DCGAN help needed for tuning 48 x 84 output size

Hi, I am training a DCGAN to generate piano rolls of format 48 x 84 (grayscale). So far i am able to generate piano rolls at of 48 x 48. However I just could not get it to work for 48 x 84 and am getting desperate now. I am not looking for an exact solution but just really in need of some advice, for example what do I change if its not working, no of channels? filter size ? stride or it just would not work for this output size? I’m just kinda lost here. The architecture of the discriminator is the opposite of the generator. I am training the discriminator once and generator once for each iteration.

nz = 100
ngf = 64
nc = 1
nn.ConvTranspose2d( nz, ngf * 8, 4, 1, 0, bias=False),
nn.BatchNorm2d(ngf * 8),
nn.ReLU(True),
# torch.Size([25, 1024, 4, 4])
nn.ConvTranspose2d(ngf * 8, ngf * 4, (2,4), 2, 0, bias=False),
nn.BatchNorm2d(ngf * 4),
nn.ReLU(True),
#torch.Size([25, 256, 8, 10])
nn.ConvTranspose2d( ngf * 4, ngf * 2, (2,4), 2, 0, bias=False),
nn.BatchNorm2d(ngf * 2),
nn.ReLU(True),
#torch.Size([25, 256, 16, 22])
nn.ConvTranspose2d( ngf * 2, ngf, (3,4), (3,2), 2, bias=False),
nn.BatchNorm2d(ngf),
nn.ReLU(True),
#torch.Size([25, 256, 44, 42])
nn.ConvTranspose2d( ngf, nc, (7,4), (1,2), 1, bias=False),
#torch.Size([25, 128, 48, 84])
nn.Sigmoid()

I am not sure if here is the right place for asking, if its not I will take this down.

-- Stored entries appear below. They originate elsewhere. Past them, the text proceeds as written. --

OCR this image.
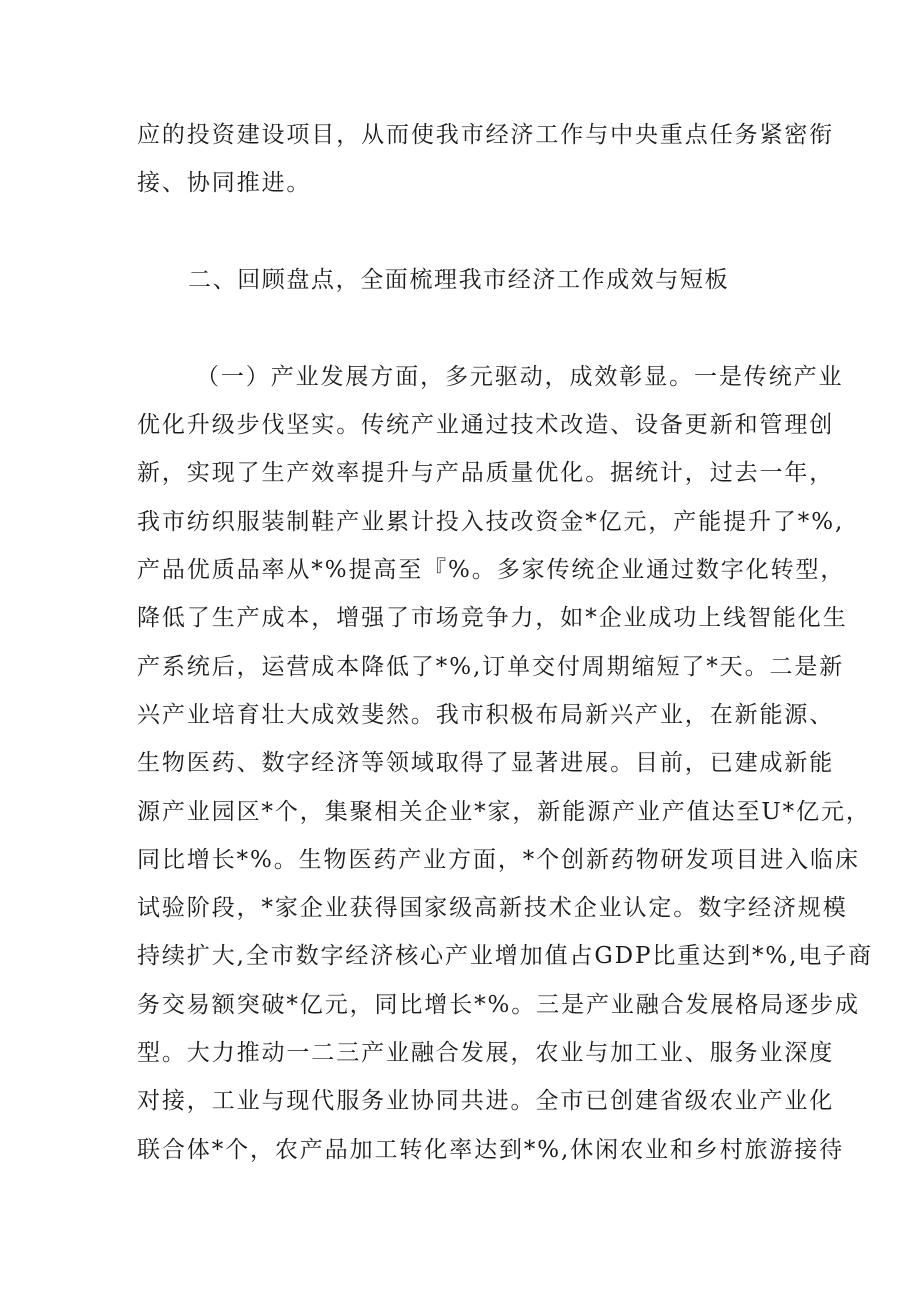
应的投资建设项目，从而使我市经济工作与中央重点任务紧密衔
接、协同推进。
二、回顾盘点，全面梳理我市经济工作成效与短板
（一）产业发展方面，多元驱动，成效彰显。一是传统产业
优化升级步伐坚实。传统产业通过技术改造、设备更新和管理创
新，实现了生产效率提升与产品质量优化。据统计，过去一年，
我市纺织服装制鞋产业累计投入技改资金*亿元，产能提升了*%,
产品优质品率从*%提高至『%。多家传统企业通过数字化转型，
降低了生产成本，增强了市场竞争力，如*企业成功上线智能化生
产系统后，运营成本降低了*%,订单交付周期缩短了*天。二是新
兴产业培育壮大成效斐然。我市积极布局新兴产业，在新能源、
生物医药、数字经济等领域取得了显著进展。目前，已建成新能
源产业园区*个，集聚相关企业*家，新能源产业产值达至U*亿元，
同比增长*%。生物医药产业方面，*个创新药物研发项目进入临床
试验阶段，*家企业获得国家级高新技术企业认定。数字经济规模
持续扩大,全市数字经济核心产业增加值占GDP比重达到*%,电子商
务交易额突破*亿元，同比增长*%。三是产业融合发展格局逐步成
型。大力推动一二三产业融合发展，农业与加工业、服务业深度
对接，工业与现代服务业协同共进。全市已创建省级农业产业化
联合体*个，农产品加工转化率达到*%,休闲农业和乡村旅游接待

It looks like you already tried to double the width of your conv filters. Did it improve anything?
If not, it’s just a wild idea and could fail totally, but have you thought about cutting the image and use the second part as an additional channel?
E.g. your current input size [1, 48, 84] would become [2, 48, 42].

You may just need some padding at the right place. What I usually do in these situations is the goode olde print() debugging, printing the sizes of the tensors after each convolution to better track what’s going on.

You can calculate the “same” padding for convolution via

(w - k + 2*p)/s + 1 = o
=> p = (s(o-1) - w + k)/2

where p is the padding amount, w is the input width, k is the kernel size, and o is the desired output size. In your case you need to do that for both height and width separately.

Sorry for the late reply, nope its just a wild idea. For now, I am generating [1, 48, 64]. I would try to tweak up to [1, 48, 84]. Your idea seems nice, however what I want is a [1, 48, 84] output from the generator not a [1, 48, 84] input. Or are you referring to the discriminator?

Thanks for the advice, but I got the sizes correctly. The problem was the training of DCGAN not converging. The loss kept going up gradually for the generator with that network specification. Are there any rule of thumb for filters size of the generator? For example 3 x 3 or 5 x 5. I could not use equal sizes filters as what I want for the output is 48 x 84 neglecting the batch size and number of channels of the Tensor.

Thanks for the advice, but I got the sizes correctly. The problem was the training of DCGAN not converging.

Sorry, I misunderstood. Somehow, I was thinking the problem was related to changing it that it can “technically” handle the change in width.

Sorry for the late reply, nope its just a wild idea. For now, I am generating [1, 48, 64] . I would try to tweak up to [1, 48, 84]

I would also maybe try to keep the height & widths in the hidden layers proportional to the inputs (if you are not doing it already). E.g., something like 14x24x64, or 4x8x128, etc… You could do this by changing the stride for the width.

Also, do I understand correctly that you train on 48 x 84 images but provide 48 x 64 to the discriminator?

1 Like

Sorry for the late reply, just finished my semester exams. I really appreciate your help and the prompt reply.

I trained on 48x64 images. I discarded pixels above 64. I have managed to get it working now, I discarded the previous idea an generate 96 x 96 images instead, having all the hidden layers in proportional to the inputs.